The IoMT ecosystem must adhere to strict security and privacy specifications. So many now infamous IoT/IoMT attacks and vulnerabilities (Mirai IoT botnet, Gafgyt, St. Jude cardiac IoMT, Owlett WiFi baby heart monitor, web cam takeovers) targeted loose or inadequately coherent security controls, namely access control, data confidentiality, integrity, authenticity, and availability. The current strategy for cyber security methods involves key management, intrusion detection, authentication, access control, encryption, and privacy. Adding the new dimension of cloud infrastructure, cloud computing, cloud data laking and cloud data analytics requires a comprehensive enterprise class cyber security architecture.

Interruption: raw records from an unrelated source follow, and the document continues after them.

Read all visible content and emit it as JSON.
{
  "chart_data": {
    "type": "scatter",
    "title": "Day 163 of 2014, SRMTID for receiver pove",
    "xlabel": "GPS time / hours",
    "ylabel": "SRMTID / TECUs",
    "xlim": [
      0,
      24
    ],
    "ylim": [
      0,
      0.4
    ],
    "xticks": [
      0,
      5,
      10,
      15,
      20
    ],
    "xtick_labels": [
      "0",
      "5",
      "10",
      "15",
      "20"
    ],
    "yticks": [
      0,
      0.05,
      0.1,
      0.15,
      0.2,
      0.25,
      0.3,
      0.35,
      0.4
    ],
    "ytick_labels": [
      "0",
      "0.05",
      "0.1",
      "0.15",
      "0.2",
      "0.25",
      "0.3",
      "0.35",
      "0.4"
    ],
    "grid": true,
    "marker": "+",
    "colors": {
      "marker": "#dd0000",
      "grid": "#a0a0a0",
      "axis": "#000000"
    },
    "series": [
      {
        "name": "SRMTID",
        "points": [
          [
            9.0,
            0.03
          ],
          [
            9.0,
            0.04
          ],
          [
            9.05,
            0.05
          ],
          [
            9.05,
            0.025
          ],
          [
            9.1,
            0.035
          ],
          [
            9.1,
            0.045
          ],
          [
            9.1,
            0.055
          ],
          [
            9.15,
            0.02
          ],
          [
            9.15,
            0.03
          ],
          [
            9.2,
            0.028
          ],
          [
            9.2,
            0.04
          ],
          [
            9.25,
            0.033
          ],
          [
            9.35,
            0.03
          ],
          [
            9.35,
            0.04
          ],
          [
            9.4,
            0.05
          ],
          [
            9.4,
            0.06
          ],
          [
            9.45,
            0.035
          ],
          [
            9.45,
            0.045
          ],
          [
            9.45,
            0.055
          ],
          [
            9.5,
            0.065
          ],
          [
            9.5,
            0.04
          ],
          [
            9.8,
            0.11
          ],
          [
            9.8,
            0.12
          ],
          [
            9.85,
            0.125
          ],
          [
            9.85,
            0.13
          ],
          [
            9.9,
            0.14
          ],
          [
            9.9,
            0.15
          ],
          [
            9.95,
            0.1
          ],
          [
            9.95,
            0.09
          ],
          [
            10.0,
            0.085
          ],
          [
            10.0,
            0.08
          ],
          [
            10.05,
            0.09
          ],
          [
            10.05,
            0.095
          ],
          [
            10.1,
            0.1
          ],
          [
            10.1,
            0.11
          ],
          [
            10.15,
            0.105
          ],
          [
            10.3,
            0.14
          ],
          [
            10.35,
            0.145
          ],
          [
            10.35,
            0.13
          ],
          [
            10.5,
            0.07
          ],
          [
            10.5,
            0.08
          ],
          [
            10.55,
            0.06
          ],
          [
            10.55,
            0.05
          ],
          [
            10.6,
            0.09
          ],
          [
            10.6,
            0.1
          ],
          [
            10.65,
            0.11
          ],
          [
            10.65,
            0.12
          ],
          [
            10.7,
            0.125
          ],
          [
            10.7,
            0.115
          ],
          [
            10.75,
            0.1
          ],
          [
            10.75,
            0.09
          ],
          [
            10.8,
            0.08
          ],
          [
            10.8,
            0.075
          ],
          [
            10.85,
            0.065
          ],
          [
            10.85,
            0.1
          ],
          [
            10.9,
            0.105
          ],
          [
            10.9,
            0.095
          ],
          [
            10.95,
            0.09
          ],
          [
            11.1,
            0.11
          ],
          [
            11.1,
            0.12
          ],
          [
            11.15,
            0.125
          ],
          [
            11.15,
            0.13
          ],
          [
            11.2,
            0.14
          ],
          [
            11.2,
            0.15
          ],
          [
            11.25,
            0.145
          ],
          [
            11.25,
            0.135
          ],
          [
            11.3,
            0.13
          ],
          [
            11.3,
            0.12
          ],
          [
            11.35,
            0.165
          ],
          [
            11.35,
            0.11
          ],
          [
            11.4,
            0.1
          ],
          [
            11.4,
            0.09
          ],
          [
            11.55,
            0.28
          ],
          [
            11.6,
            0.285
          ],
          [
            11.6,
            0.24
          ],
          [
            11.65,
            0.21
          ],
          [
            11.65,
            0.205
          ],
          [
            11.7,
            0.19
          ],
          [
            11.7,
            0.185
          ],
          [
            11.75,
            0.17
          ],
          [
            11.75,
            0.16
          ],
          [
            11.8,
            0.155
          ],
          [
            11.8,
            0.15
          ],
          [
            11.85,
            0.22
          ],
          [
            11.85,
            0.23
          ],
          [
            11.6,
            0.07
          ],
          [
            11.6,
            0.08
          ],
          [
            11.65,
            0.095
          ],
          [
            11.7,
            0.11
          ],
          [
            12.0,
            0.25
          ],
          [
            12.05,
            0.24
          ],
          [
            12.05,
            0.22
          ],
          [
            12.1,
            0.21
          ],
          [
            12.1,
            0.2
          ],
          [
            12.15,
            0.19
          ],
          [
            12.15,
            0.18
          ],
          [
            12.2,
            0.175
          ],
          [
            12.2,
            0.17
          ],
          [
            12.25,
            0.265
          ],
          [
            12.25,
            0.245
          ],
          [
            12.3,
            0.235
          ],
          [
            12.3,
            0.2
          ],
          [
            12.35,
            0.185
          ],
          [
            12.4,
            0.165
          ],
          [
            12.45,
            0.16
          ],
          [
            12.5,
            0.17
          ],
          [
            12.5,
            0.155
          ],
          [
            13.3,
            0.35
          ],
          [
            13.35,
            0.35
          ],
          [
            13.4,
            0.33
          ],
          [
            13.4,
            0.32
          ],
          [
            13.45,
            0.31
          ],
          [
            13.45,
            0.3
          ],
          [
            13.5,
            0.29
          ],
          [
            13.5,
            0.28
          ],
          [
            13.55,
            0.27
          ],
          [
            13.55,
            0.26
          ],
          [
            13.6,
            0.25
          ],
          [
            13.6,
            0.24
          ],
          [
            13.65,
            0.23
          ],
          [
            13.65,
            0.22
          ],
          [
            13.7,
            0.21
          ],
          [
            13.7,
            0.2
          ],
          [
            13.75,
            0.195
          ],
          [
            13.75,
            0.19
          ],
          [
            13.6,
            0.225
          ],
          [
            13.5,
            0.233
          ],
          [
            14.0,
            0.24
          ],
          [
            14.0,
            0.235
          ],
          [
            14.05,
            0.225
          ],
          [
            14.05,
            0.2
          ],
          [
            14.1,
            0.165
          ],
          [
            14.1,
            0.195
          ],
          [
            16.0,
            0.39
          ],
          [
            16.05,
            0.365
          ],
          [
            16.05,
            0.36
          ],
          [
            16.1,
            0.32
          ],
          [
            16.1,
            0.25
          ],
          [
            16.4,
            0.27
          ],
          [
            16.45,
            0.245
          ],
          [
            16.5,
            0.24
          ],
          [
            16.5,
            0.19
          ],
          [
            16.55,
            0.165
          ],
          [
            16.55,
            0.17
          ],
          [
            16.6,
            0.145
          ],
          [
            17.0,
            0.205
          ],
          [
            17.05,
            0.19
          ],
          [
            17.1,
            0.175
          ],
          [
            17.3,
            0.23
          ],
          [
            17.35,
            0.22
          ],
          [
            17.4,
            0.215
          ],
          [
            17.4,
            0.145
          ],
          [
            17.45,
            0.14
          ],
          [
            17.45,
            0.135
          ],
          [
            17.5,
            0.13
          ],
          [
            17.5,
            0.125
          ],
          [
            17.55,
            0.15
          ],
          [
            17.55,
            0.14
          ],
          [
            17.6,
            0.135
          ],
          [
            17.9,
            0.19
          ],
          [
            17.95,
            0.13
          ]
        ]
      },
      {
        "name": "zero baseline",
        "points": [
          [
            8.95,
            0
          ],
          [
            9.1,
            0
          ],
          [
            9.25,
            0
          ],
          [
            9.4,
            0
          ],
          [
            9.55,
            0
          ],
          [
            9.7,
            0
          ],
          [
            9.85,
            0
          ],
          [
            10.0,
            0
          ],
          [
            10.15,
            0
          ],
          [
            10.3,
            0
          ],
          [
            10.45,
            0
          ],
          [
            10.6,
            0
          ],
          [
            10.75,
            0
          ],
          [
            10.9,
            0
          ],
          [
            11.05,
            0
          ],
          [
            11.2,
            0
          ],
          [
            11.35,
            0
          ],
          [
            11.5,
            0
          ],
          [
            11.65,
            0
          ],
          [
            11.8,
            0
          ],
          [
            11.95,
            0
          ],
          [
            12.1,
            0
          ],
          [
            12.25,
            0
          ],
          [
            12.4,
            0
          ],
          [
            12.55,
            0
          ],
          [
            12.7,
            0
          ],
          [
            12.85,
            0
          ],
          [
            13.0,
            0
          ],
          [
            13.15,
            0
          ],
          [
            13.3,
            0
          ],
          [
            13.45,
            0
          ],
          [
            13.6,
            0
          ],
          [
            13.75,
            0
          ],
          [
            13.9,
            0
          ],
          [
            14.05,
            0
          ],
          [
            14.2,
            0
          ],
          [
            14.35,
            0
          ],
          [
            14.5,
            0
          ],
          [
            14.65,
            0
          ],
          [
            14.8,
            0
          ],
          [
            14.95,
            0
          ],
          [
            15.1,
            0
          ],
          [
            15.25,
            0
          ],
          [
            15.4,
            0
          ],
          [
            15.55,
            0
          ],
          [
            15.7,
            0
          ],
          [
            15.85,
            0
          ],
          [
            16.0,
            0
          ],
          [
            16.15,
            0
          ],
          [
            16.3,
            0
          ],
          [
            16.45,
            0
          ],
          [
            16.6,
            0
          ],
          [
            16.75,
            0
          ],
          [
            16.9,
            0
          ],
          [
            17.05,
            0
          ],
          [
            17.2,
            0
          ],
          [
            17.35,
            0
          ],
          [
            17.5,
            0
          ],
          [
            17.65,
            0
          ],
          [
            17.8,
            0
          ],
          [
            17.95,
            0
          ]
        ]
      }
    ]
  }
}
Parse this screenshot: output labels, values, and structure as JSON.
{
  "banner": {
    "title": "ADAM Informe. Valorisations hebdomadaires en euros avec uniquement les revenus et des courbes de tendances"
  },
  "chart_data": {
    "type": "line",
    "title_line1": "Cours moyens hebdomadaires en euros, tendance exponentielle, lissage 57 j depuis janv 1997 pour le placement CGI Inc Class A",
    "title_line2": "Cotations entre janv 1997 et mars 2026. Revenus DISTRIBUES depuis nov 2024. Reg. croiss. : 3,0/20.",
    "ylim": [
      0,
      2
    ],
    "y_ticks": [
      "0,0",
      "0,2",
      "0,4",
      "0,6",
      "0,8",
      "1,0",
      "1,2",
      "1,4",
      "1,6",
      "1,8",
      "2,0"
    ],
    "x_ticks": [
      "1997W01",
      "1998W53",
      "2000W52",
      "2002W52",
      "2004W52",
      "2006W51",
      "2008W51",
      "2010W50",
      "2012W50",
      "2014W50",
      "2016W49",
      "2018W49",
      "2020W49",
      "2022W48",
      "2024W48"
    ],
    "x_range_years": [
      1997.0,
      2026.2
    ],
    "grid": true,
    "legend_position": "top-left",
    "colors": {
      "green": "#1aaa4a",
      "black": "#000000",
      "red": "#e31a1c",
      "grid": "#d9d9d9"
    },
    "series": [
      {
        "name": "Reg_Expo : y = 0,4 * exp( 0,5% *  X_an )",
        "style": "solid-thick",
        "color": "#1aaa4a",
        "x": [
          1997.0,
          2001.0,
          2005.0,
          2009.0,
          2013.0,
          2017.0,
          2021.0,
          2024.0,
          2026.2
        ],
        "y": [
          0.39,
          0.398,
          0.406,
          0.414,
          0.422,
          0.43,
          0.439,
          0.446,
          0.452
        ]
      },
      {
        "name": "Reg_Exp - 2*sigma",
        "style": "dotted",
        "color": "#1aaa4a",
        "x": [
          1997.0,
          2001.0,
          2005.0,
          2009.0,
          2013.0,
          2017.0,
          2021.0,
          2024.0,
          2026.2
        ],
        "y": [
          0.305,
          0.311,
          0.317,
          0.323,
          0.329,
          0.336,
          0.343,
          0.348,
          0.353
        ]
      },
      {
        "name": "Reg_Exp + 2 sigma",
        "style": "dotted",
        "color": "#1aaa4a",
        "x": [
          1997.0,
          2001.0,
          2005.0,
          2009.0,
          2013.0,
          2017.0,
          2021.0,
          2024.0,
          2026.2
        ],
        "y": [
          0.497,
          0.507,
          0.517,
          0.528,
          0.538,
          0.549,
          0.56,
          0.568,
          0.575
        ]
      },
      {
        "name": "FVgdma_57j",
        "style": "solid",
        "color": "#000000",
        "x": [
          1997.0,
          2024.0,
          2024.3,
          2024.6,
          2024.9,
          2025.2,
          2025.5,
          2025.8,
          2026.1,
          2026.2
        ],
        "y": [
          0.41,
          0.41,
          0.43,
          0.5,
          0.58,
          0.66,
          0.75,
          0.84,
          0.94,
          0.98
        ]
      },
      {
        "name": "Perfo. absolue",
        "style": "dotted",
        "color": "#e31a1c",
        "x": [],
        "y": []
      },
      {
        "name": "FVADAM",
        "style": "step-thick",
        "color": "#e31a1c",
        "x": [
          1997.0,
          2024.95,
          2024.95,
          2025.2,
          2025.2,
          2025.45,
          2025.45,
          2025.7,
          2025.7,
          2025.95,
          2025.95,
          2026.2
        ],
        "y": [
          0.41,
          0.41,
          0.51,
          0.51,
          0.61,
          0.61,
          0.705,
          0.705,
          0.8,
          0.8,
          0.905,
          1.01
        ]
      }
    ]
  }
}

At the device, level smart devices, such as IoMT sensors and running IoMT health applications, we must include privacy requirements, especially with contact tracing and movement control, which must be protected against leaks to third-parties and unauthorized applications and service providers. IoMT users have to develop trust for the centralized servers where PHI is uploaded, collected, stored and analyzed. IoMT devices also need to support decentralized approaches, where the device provides real-time local telemetry data to be offered to nurses, doctors, clinicians, and medical systems. This can potentially be provided with blockchain technology.
Blockchain technology could help improve the privacy of IoMT data, as it adopts a naturally decentralized architecture and secure transactions with cryptographic encryption, creates immutable reliable trust and easy device identification of its owns unique identifiers. However, blockchain has its own drawbacks if connected locally to untrusted Wi-Fi networks.